Contemporary Art in Latin America
The idea of Mestizo,(mixed Spanish and Indigenous)and what that means to those Indigenous Mayans of Guatemala is a topic of interest to me. Not to implicate Pablo, but I was aware that he made a definite point of letting us know that Mestizo is his distinction. So I looked up some info on the relationships of the Mestizo and the Indigenous Mayans of the region, as I suspected racism and discrimination akin to what we experience here in the states. According to the online publication, Minority Rights Group International, the majority of the indigenous Mayan peoples and minority cultures, which includes those mixed African-Indigenous experience disrespect, violence, and negative treatment in the media. This brings to the forefront the question of access as it relates to what is considered curatable and marketable. This is a challenge most poor and disadvantaged people experience worldwide when it comes to it’s cultures artistic expression and general viability to the world at large. When it comes to the question of how one’s culture should be defined, with regard to poor folk, it often seems absent from the equation how those folk define themselves. With respect to the Guatemalan/Mayan culture there seems to be no exception to this dilemma, particularly with regard to it’s art and culture.

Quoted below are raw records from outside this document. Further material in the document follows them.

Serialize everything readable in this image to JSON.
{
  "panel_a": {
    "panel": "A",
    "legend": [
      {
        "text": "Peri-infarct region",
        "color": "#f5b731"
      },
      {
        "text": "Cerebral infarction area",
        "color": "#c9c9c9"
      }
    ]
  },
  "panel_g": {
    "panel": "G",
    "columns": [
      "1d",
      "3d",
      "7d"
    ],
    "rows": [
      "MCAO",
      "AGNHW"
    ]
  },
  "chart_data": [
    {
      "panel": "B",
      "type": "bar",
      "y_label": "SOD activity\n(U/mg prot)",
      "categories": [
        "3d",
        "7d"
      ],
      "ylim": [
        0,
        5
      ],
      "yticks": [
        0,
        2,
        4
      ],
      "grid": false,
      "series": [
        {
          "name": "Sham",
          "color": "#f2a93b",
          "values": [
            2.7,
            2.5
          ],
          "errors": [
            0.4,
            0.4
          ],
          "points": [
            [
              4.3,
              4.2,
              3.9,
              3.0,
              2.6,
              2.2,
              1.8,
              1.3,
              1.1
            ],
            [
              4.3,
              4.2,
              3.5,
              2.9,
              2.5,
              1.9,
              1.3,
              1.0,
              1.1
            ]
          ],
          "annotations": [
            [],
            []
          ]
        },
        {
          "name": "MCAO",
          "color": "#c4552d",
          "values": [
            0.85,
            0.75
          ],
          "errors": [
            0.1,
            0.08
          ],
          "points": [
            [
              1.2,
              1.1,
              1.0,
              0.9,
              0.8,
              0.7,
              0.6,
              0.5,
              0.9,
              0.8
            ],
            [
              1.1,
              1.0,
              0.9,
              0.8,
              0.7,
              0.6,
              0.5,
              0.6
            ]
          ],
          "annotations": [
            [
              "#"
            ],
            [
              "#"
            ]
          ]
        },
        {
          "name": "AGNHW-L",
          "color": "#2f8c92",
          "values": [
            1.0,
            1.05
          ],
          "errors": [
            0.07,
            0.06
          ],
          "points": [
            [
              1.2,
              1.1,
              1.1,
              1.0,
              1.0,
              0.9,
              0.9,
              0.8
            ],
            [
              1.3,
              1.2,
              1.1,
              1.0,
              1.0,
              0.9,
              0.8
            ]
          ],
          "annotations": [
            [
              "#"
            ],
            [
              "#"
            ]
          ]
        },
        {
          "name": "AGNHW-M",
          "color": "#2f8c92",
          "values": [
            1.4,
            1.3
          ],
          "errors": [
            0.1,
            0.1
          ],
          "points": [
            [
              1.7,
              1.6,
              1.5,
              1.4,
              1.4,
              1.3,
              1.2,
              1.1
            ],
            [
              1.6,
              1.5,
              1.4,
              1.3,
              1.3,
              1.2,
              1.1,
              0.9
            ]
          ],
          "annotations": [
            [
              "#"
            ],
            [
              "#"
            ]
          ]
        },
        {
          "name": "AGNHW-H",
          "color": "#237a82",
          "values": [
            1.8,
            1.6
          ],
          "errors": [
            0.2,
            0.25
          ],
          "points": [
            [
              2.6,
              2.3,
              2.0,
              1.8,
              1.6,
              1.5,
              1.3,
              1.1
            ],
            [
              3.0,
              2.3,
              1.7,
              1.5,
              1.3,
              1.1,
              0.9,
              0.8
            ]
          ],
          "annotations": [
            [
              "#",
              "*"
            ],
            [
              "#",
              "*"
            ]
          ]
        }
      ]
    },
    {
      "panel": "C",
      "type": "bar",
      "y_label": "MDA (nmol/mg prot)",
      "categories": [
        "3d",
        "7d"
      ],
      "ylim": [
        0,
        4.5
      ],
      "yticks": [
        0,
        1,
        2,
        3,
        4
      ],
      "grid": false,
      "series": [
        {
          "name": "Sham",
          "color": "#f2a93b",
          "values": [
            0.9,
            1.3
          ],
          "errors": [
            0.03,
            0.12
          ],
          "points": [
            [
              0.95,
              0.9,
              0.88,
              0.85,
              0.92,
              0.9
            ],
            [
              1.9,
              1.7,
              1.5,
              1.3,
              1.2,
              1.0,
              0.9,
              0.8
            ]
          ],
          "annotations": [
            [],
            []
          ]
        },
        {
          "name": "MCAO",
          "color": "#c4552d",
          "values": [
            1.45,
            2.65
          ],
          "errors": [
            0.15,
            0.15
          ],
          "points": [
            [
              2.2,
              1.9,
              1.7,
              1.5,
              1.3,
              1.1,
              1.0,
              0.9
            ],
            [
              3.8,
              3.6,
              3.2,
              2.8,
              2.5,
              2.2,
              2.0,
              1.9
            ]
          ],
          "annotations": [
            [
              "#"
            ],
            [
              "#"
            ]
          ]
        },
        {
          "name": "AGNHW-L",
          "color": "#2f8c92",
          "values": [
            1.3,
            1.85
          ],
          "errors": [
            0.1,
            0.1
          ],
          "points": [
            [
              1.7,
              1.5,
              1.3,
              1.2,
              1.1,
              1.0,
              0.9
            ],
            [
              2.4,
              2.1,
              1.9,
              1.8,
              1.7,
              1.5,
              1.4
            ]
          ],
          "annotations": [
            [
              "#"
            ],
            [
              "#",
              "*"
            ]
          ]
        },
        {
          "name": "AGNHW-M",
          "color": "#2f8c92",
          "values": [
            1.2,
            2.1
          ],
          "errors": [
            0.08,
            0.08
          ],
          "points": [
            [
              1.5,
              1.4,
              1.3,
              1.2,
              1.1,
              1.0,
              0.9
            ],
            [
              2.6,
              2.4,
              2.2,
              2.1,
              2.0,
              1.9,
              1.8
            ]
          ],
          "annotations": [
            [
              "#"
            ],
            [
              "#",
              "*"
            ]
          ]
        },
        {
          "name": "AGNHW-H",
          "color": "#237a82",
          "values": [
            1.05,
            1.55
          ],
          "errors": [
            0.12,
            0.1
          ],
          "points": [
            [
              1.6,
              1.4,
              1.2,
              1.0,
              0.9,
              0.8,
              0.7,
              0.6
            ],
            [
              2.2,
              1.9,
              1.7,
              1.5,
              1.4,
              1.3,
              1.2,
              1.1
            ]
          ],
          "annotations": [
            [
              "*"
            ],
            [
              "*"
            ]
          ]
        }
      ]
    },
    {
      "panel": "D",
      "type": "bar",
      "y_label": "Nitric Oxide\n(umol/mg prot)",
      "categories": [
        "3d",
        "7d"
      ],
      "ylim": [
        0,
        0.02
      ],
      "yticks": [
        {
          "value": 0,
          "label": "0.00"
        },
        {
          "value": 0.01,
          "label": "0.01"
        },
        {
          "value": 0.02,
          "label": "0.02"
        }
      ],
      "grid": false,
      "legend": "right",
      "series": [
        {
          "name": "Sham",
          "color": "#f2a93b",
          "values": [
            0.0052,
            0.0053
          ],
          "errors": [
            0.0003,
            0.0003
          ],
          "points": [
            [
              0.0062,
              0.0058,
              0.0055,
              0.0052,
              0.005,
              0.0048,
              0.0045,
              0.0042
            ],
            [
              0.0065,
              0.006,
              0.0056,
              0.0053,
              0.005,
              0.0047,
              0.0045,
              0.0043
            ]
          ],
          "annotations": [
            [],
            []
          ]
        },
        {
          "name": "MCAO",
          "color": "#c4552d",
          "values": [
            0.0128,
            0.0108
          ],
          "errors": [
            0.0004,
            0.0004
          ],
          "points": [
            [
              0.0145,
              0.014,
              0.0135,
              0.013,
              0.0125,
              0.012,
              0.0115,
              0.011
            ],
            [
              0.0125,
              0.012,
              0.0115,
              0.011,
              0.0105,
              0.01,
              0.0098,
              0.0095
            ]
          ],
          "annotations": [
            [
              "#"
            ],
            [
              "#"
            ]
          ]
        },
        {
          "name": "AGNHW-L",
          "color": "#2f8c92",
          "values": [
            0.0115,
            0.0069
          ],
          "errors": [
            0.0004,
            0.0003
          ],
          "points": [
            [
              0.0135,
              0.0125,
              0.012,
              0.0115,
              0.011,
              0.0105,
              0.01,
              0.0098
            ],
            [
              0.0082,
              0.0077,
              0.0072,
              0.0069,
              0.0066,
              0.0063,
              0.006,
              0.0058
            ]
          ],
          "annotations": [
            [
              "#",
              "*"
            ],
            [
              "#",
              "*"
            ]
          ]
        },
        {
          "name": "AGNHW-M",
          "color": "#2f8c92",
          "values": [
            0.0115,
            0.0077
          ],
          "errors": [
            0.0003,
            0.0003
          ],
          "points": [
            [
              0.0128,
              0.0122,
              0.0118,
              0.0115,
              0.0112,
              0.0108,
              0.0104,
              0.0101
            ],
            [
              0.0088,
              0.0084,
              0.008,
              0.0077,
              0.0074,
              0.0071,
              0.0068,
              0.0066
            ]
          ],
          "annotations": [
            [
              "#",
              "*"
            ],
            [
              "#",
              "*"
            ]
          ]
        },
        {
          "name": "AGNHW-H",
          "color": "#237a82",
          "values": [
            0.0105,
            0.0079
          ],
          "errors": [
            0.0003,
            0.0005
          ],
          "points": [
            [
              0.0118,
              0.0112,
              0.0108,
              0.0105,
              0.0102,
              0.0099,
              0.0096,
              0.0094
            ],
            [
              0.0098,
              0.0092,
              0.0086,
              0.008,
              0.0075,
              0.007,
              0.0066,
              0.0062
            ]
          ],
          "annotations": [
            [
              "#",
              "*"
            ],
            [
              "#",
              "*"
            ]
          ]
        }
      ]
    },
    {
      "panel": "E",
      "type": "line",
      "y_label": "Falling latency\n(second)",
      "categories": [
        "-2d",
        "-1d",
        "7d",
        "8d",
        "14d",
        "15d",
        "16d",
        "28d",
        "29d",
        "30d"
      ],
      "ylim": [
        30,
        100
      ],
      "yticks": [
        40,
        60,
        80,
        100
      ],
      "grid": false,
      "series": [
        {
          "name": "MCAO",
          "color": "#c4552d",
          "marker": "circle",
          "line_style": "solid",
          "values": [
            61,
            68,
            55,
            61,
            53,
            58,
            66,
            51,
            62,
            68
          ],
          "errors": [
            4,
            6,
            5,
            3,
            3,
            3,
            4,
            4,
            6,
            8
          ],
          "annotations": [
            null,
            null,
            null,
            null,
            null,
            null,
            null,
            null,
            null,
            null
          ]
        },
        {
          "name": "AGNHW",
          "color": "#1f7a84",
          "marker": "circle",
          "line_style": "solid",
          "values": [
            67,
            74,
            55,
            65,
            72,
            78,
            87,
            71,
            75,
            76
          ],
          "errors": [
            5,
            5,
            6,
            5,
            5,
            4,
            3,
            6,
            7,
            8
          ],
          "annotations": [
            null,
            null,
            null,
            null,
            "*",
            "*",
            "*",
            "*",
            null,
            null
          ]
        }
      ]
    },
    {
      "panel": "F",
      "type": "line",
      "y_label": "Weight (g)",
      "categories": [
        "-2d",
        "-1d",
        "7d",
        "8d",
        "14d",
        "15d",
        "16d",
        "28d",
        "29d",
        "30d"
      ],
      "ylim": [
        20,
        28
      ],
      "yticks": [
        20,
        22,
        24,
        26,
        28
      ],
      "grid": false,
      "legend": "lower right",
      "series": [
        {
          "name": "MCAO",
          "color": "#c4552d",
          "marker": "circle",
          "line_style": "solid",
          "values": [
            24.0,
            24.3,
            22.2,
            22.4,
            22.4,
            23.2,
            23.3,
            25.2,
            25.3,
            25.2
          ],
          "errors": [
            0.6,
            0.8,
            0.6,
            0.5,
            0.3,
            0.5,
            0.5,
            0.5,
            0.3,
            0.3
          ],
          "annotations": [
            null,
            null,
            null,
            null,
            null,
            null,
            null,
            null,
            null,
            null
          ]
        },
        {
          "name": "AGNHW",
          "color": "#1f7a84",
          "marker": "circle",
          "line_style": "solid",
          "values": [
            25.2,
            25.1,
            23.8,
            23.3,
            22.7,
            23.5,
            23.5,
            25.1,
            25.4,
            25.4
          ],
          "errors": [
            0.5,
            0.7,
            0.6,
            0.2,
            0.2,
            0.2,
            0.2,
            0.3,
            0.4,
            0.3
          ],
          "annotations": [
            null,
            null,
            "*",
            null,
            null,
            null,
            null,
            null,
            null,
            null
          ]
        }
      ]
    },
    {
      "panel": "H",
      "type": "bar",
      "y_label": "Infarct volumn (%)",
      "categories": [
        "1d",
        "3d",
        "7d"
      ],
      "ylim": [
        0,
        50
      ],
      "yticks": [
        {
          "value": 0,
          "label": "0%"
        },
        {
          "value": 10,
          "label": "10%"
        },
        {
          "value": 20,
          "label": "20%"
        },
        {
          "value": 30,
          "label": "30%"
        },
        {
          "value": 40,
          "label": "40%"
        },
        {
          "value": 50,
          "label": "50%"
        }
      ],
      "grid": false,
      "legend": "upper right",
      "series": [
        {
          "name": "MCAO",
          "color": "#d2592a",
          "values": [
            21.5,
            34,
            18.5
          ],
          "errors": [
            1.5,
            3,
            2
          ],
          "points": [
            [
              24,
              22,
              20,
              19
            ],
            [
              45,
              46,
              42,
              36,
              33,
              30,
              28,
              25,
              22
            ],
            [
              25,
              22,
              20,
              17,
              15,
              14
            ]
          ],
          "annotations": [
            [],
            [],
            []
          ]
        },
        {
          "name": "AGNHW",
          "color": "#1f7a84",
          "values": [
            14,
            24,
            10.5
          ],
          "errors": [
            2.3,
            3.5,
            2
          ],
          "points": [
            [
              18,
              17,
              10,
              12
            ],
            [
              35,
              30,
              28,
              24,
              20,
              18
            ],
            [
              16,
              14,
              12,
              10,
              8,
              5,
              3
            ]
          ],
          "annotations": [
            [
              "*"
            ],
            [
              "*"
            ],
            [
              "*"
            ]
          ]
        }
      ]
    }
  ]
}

In the reading Contemporary Art in Latin America I found themes which support my assertions. In the current globalized art scene we find Eurocentric notions and stereotypes as it relates to identity and intercultural dynamics. Speaking to this are the writings of Gerardo Mosquera in Against Latin American Art, where he talks about the Latin American predicament, a dividing of the coin in a sense as he speaks of hegemonic western meta-culture and internationalisation versus personalities of singular contexts, local traditions and the embracing of the ‘non-west’. Further reading of this text can make the case of a society willing to be short sold, as Oswald de Andrade coined the the term anthropophagy in 1928, which dealt with the idea of cultural appropriation or the inverse. His words were ‘it only interested him what was not his’. What came from this sentiment was an apparent reversing of the fundamentalist politics of authenticity. Instead of being imposed on by colonialism, anthropophagy voluntarily swallows dominant culture to it’s on benefit. I found this concept problematic as it seemed, in my opinion, to play into the idea of accepting the annihilation of cultures indigenous to the region and a decimation of it’s inherent voice. In support of this Heloisa Buarque De Hollanda warned that anthropophagy can stereotype a problematic concept of a carnivalizing identity that processes beneficial everything that is not its own. I find this interesting as it relates to an exploration and comparison of the ways americans of African decent deal with the charges of inequities that often lend to the vulnerabilities associated with a lack of social,economic and political standing. This too as it relates to the “curatable” and more importantly how american/world media represents it’s so called minority populations.